In verband met een beginnende artrose aan beide knieën en astma heeft de verzekeringsarts bezwaar en beroep de Functionele Mogelijkhedenlijst (FML) bij de aspecten “geknield of gehurkt actief zijn” en “stof, rook, gassen en dampen” aangevuld. Nu appellant ook op dit punt in hoger beroep geen medische gegevens heeft ingebracht die tot een ander oordeel kunnen leiden kan de verzekeringsarts bezwaar en beroep worden gevolgd in zijn conclusie dat met de door hem aangepaste FML van 23 december 2014 in voldoende mate rekening is gehouden met de bij appellant bestaande beperkingen voor het verrichten van arbeid.
4.4.
Wat betreft de door de Dienst Werk en Inkomen van de gemeente Amsterdam afgegeven verklaring dat appellant op medische gronden ontheffing is verleend van de inburgeringsplicht heeft het Uwv ter zitting terecht gesteld dat er bij een dergelijke ontheffing sprake is van een ander beoordelingskader dan bij een arbeidsongeschiktheidsbeoordeling in de zin de Wet WIA. Aan die ontheffing kan daarom – anders dan appellant wenst – geen doorslaggevende betekenis worden toegekend.
4.5.
Uitgaande van de juistheid van de aangevulde FML zijn ook de functies die de arbeidsdeskundige bezwaar en beroep in zijn rapport van 23 december 2014 aan de schatting ten grondslag heeft gelegd in medisch opzicht geschikt voor appellant. De arbeidsdeskundige bezwaar en beroep heeft – na overleg met de verzekeringsarts bezwaar en beroep – op toereikende wijze gemotiveerd toegelicht dat de in de Resultaat functiebeoordeling bij de functies voorkomende signaleringen aan die medische geschiktheid niet in de weg staan.

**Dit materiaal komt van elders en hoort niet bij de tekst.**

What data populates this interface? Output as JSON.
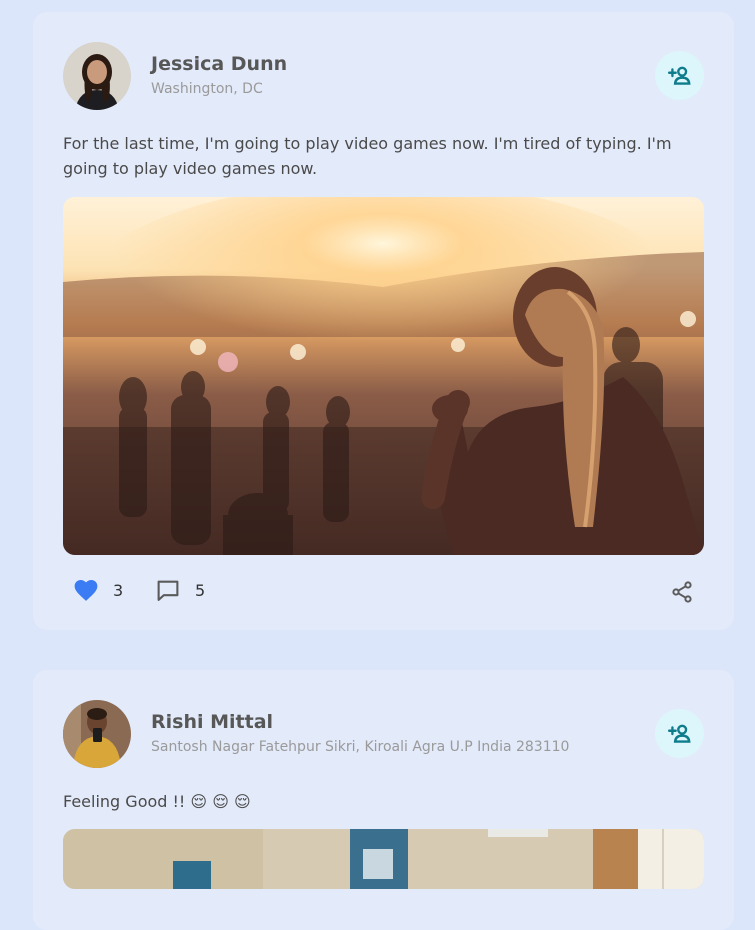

5. Uit hetgeen is overwogen onder 4.1 tot en met 4.5 volgt dat het hoger beroep niet slaagt. De aangevallen uitspraak wordt bevestigd.
6. Voor een veroordeling in de proceskosten bestaat geen aanleiding.

BESLISSING

De Centrale Raad van Beroep bevestigt de aangevallen uitspraak.
Deze uitspraak is gedaan door E.E.V. Lenos als voorzitter en T.L. de Vries en
M.A.H. van Dalen-van Bekkum als leden, in tegenwoordigheid van M.A.A. Traousis als griffier. De beslissing is uitgesproken in het openbaar op 22 maart 2018.